L'Opération Green Hunt
Suite à cette montée en violence, New Delhi a effectivement décidé d'affronter l'insurrection maoïste via une offensive planifiée de grande ampleur. L'opération, baptisée Green Hunt, a été adoptée par les États les plus touchés par les activités de la guerilla bien que la question de l'impact sur les population qu'il vise à « libérer » soit au centre des débats.
L'opération visera les bases rebelles localisées dans la dense jungle du centre de l'Inde et plus principalement sur la zone appelée red corridor -couloir rouge- qui s'étend sur près de douze États de l'Est Indien.
L'assaut, qui devrait débuté en novembre, sera coordonné depuis New Delhi et impliquera des dizaines de milliers de paramilitaires. L'armée sera exclue de l'opération Green Hunt et ce seront les forces de sécurité régionales qui constitueront les premières lignes de l'opération. Le déploiement de gardes frontières d'élite ainsi que l'apport d'un appui logistique et d'importante ressources ont été promis par le gouvernement central.
Cette action permettrait de redonner confiance aux États engagés depuis des années dans une lutte anti-insurrectionnelle qui s'avère inefficace. En effet, au cours du temps les opérations mises en place ont été particulièrement disjointes et sur arrière fond de demi-mesures.
Deepakankar Banerjee, directeur de l'Institut d'études de la Paix et des Conflits a déclaré que «l'activité grandissante des maoïstes lors de ces dernières années a soulevé des préoccupations au sein du gouvernement central, et le nouveau ministre de l'intérieur voit plus que ses prédécesseurs [ce problème] comme une priorité ». En effet, le ministre de l'intérieur P. Chidambaram a publiquement annoncé son désir de briser l'insurrection maoïste qui a déjà coûté 600 vies cette année.
Une opération controversée
La nature de l'opération Green Hunt a tout de même était remise en question au sens où une telle opération pourrait mettre en danger la vie des millions de villageois qui vivent sur les zones contrôlées par les maoïstes. Ainsi, un groupe de militants comportant nombre d' universitaires et incluant la romancière Arundhati Roy, lauréate du Booker Prize – l'un des plus important prix littéraires-, ont adressé la semaine dernière une lettre ouverte au Premier Ministre s'exprimant ainsi sur la possibilité de « désastre démocratique et humanitaire ». Des groupes de militants des Droits de l'Homme ont également soulevé la question de la possibilité de victimes civiles.
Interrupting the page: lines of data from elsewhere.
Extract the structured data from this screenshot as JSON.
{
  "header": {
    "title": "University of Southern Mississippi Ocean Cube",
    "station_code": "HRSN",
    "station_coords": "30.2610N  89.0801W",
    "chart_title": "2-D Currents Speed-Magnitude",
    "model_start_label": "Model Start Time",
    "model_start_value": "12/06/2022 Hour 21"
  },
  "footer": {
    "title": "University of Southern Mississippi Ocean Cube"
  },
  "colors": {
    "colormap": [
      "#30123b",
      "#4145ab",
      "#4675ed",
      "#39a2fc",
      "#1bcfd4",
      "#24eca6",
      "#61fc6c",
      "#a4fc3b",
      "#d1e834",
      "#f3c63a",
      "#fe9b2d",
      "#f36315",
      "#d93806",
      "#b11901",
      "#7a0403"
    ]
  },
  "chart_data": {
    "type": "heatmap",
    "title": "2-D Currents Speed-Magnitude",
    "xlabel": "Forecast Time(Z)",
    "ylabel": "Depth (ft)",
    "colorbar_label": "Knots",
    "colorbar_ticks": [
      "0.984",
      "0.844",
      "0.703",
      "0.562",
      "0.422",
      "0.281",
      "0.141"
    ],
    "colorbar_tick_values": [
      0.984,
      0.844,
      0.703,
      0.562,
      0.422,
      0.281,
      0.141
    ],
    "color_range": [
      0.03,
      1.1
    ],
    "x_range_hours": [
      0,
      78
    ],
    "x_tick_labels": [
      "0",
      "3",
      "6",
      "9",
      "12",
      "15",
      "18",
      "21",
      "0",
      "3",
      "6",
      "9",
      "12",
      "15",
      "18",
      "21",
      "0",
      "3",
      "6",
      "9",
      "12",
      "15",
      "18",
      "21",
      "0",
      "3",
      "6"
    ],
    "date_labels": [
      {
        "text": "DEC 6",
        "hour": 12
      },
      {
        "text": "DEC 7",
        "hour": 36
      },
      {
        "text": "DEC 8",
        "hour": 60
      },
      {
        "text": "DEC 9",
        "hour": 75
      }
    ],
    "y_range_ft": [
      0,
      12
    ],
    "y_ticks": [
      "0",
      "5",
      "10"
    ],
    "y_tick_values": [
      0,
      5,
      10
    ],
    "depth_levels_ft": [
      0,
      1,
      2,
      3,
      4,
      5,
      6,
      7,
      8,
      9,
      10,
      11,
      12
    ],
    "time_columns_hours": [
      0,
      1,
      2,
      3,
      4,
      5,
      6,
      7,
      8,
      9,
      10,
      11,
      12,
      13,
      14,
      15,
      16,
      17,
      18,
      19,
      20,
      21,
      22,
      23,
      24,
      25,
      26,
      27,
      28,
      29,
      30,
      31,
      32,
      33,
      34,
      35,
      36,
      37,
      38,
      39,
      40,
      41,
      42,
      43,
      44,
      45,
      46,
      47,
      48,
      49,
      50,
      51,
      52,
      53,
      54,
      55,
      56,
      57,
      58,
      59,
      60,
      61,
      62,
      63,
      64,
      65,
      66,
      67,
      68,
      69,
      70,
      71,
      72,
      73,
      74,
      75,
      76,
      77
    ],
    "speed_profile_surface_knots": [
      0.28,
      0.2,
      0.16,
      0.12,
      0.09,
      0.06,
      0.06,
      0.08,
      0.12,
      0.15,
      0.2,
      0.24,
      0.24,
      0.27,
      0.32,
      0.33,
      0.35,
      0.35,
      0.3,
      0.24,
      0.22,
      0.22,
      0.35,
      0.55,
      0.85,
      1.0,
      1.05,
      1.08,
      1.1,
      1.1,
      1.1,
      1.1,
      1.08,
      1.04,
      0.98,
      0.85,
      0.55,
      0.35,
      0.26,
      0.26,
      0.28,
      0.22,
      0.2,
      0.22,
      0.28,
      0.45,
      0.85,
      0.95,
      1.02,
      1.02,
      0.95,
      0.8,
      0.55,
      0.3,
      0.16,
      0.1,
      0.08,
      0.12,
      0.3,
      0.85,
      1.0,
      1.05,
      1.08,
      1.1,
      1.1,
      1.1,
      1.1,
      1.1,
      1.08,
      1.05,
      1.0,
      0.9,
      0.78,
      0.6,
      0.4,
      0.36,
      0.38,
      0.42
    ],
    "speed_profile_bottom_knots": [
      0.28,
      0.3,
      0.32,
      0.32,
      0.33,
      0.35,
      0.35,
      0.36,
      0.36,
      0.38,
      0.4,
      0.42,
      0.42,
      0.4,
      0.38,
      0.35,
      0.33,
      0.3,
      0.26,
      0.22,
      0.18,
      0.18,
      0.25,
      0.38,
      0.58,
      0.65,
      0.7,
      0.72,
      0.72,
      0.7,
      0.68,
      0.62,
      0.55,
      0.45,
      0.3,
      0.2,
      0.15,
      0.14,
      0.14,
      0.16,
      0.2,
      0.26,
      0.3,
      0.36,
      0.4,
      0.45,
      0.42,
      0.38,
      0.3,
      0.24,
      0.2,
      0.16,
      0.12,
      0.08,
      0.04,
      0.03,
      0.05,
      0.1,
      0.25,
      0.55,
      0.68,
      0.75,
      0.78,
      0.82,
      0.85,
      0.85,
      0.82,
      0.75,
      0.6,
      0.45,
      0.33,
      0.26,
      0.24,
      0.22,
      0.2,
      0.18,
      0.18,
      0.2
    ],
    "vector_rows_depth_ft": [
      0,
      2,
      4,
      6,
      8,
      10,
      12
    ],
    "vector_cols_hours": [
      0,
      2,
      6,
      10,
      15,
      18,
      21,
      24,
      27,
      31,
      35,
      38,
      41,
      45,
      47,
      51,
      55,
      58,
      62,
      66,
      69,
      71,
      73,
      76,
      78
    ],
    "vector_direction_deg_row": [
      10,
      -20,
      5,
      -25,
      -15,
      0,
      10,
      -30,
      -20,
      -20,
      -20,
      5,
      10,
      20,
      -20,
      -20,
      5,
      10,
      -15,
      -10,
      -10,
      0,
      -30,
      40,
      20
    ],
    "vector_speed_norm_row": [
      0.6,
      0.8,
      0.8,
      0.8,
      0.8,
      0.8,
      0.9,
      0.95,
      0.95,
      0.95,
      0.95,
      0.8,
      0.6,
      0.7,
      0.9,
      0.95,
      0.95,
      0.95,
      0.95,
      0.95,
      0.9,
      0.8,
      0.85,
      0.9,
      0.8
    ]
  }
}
Ainsi Kenneth Roth, directeur exécutif de l'organisme américain Human Rights Watch déclare-t-il que « les forces devraient cibler uniquement les combattants tout en restant compatible avec le Droit international ».
La question d'apporter une stratégie de développement visant à enrayer la pauvreté chronique qui alimente le mouvement maoïste doit également être prise en compte. Il est vrai que l'influence de ce dernier se fait sentir nettement plus forte dans les zone appauvries et reculées bien que, le soutien apporté sur la base de l'intimidation ne soit pas négligeable.
Voyant le jour en 1967 suite à un soulèvement paysan, le mouvement naxalite maoïste armé, s'est aujourd'hui étendu à plus de la moitié des États indiens et comporterait une force armée estimée entre 10 000 et 20 000 personnes. Le Premier ministre Manmohan Singh a qualifié le mouvement insurrectionnel comme étant la plus grande menace actuelle pour la sécurité intérieure de l'Inde. L'Opération Green Hunt, qui sera bientôt déclenchée, visera non seulement à chasser les rebelles, mais également à reconquérir le red corridor, large bande de territoire sous contrôle maoïste où la primauté de l'État a été essentiellement anéantie.